Ce terme, parfois utilisé pour traduire le grec énargéia, correspond à un ordre de réalité qu’il n’est pas toujours facile de situer, entre la catégorie des figures (et il ne pourrait s’agir en ce cas que de figure de type macrostructural), et celle des qualités du style. Quintilien en parle à propos des effets, à susciter nécessairement, de l’imagination. Si j’ai à parler d’un homme qui a été assassiné, ne pourrai-je point me figurer tout ce qui a dû se passer en cette occasion? Ne verrai-je point l’assassin attaquer un homme à l’improviste ? lui mettre le poignard sous la gorge? Et celui-ci, saisi de frayeur, crier, supplier, faire de vains efforts pour se défendre, et enfin tomber percé de coups ? Ne verrai-je point son sang qui coule, la pâleur qui recouvre son visage, ses yeux qui s’éteignent, sa bouche qui s’ouvre pour rendre son dernier soupir? C’est à cela que servira /évidence, qui ne semble pas tant dire une chose que la montrer : d’où naîtront les sentiments dans notre âme, comme si nous étions présents à la chose même. Quintilien précise qu’il s’agit au fond d’une sorte d’ornement : c’est même selon lui la plus grande beauté d’un discours. Un discours est orné quand il ne se contente pas d’être clair et probable. Le premier degré pour parvenir à une plus grande perfection est de concevoir vivement les choses; le second, de les exprimer comme on les conçoit; le troisième de répandre sur elles un certain éclat, en quoi consiste rigoureusement la beauté. C’est sans doute un merveilleux secret, quand nous parlons d’une chose, de savoir l’exprimer si vivement qu ’il semble qu ’elle se passe sous les yeux.

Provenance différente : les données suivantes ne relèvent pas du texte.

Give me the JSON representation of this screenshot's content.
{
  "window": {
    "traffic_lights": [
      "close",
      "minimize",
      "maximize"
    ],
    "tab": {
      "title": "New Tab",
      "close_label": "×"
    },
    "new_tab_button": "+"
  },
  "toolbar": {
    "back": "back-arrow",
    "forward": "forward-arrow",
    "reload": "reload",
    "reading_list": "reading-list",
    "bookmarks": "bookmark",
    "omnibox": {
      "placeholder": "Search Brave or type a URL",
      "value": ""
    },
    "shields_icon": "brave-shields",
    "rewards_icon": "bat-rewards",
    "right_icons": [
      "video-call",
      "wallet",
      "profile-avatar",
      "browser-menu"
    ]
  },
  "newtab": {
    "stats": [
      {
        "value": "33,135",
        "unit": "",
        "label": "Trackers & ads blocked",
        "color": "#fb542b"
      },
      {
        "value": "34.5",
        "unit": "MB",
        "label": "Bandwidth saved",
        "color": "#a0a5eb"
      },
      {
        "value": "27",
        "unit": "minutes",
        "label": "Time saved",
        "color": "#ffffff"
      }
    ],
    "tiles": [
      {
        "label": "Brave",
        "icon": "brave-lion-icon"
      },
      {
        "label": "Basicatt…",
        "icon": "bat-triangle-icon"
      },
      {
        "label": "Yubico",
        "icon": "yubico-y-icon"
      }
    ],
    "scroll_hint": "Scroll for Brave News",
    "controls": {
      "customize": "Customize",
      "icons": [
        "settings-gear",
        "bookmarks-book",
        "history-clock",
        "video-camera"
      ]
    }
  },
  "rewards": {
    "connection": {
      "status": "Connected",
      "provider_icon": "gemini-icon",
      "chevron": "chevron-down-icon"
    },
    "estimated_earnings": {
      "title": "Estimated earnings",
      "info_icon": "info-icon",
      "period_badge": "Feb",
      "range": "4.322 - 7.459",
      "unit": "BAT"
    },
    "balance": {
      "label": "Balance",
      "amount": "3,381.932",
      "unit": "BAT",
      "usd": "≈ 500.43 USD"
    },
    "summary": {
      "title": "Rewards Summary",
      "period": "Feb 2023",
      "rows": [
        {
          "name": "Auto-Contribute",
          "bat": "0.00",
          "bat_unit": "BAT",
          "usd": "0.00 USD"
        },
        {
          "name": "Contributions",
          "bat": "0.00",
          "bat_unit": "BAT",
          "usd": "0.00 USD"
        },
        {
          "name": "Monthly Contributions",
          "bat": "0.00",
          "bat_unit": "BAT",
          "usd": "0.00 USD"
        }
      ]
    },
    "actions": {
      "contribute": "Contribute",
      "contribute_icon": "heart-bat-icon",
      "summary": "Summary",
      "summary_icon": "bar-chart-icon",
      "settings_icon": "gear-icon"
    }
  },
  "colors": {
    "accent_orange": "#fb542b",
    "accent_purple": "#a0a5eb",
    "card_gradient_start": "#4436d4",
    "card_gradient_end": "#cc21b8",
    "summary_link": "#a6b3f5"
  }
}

Car nos paroles font peu d’effet et ne prennent pas cet empire absolu qu’elles doivent prendre, lorsqu’elles ne frappent que l’oreille, ou lorsque le juge croit simplement entendre un récit, et non pas voir de ses yeux ce dont il s’agit. L’un des moyens pour y parvenir consiste à exprimer trait pour trait l’image d’une chose, comme dans les tableaux; un autre consiste à rassembler un amas de circonstances naturellement représentées, pour peindre l’image de l’action ou de l’objet; enfin, on peut s’attacher à tous les accidents de la chose, les développer à loisir et à foison ; et c’est particulièrement dans cette troisième manière de traiter son sujet qu’il peut être judicieux de recourir pertinemment aux comparaisons, aux similitudes et aux métaphores. On a donc affaire à un système d’effets, assorti d’un ensemble de moyens formels. Parmi ceux-ci, on notera, entre autres, les diverses composantes de la description, l’hypotypose, la conglobation, le recours à des procédures discursives qui englobent la deuxième personne, l’utilisation de verbes de sensation ou de représentation, des intensifs, des jeux sonores. Quant à l’effet, Scaliger insistera, au xvie siècle, sur la force du discours rendant les choses présentes d’une manière remarquable, sur la vivacité de l’expression, sur l’impression de choses vues. Il semble que l’évidence désigne ainsi plutôt une valeur majeure du style. Par-delà la naïveté linguistique de la présentation traditionnelle (cette fameuse et ridicule suppression de l’écran du discours, avec l’idée que l’auditeur est transformé en spectateur), on sera particulièrement sensible au caractère social de cette qualité. Elle illustre à la fois le devoir-être, l’exigence et la force du discours : celui-ci est appréhendé ainsi comme acte, comme dynamisme qui peut même modifier la réalité de la situation existentielle, concrète, des partenaires dans la relation oratoire. Signe du ravissement, l’évidence définit la parfaite réussite qui conduit du rhétorique au poétique.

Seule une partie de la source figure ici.